Oncologist Drew Pardoll thinks treating cancer through immunotherapy has reached a turning point. Writing in 
the AACR Cancer Progress Report 2013, Pardoll—the director of cancer immunology at the Sidney Kimmel Comprehensive Cancer Center at Johns Hopkins Medicine in Baltimore—adds molecularly targeted therapies as a fourth pillar of treatment, and goes on to say, “I have such confidence in the potential of immunotherapy that I think the years from 2010 to 2015 will be looked at historically as the time that immunotherapy became the fifth pillar of cancer treatment.”

These advances in treating cancer are real and exciting, but if they are to become widely available, more research is needed. Funding for biomedical research should be “a national priority,” says oncologist Charles L. Sawyers, the 2013-14 president of the American Association for Cancer Research and the chair of the Human Oncology and Pathogenesis Program at Memorial Sloan Kettering Cancer Center in New York City. Congress took a step in the right direction by rolling back the sequester—the mandatory cuts in federal spending in 2013—and restoring some of the biomedical research funding lost last year in the 2014 federal budget. But it’s not enough.

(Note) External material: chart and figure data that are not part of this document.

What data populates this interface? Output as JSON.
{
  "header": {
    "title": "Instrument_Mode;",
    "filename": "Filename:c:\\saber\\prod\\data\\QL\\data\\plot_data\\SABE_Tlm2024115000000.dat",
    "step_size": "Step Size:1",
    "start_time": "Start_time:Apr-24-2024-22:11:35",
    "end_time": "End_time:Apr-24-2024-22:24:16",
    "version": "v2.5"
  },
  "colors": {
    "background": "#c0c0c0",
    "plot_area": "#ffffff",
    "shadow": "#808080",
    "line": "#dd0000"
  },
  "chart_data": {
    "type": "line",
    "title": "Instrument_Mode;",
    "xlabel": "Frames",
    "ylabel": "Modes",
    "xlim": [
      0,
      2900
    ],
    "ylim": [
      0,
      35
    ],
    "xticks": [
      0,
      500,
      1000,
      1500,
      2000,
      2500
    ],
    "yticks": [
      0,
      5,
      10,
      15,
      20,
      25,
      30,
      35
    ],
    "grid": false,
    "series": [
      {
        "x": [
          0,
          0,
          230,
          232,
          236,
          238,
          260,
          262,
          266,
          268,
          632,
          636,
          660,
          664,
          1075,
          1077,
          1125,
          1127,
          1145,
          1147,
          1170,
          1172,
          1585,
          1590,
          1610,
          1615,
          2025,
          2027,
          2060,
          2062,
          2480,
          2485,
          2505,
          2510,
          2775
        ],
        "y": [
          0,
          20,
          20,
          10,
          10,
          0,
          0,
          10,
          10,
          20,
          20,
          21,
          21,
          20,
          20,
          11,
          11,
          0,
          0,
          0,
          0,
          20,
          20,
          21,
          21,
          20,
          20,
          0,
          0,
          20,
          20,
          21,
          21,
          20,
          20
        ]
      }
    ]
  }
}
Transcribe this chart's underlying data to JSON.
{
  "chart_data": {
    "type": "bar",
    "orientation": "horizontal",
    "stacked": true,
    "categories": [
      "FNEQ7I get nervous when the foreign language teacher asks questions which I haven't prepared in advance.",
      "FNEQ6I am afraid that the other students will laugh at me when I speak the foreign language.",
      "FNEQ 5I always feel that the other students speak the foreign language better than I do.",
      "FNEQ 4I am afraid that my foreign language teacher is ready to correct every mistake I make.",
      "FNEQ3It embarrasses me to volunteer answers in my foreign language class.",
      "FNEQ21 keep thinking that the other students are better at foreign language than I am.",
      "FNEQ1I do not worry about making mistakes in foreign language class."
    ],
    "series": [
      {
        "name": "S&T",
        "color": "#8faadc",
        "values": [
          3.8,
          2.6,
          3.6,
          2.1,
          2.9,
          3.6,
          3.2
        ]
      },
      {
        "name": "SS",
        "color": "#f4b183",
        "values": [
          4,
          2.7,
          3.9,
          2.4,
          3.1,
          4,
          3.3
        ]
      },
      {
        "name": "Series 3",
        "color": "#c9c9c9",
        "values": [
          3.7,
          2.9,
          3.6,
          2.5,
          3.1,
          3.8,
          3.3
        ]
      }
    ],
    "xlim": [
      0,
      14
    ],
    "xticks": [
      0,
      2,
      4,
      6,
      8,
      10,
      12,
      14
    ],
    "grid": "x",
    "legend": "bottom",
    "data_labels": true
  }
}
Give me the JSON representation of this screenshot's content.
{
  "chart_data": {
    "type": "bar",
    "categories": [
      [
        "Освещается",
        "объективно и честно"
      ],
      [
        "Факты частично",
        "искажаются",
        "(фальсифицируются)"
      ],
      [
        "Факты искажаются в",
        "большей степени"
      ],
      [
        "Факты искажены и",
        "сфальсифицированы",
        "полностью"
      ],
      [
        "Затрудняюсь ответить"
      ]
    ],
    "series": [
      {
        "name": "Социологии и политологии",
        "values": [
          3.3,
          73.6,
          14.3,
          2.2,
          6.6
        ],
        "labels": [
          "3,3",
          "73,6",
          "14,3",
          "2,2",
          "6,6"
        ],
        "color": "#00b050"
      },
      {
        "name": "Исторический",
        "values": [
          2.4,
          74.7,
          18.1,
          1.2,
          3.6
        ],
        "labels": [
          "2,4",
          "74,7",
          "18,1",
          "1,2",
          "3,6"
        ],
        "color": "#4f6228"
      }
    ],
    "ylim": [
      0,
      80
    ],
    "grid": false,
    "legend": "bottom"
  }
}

This year many legislators are up for re-election. If you think cancer research that leads to breakthroughs like immunotherapy is important and should be supported by the federal government, now is a good time to hold candidates’ feet to the fire. Contact legislators running for re-election and their opponents and let them know your vote will depend on whether they consider federal funding for biomedical research a national priority.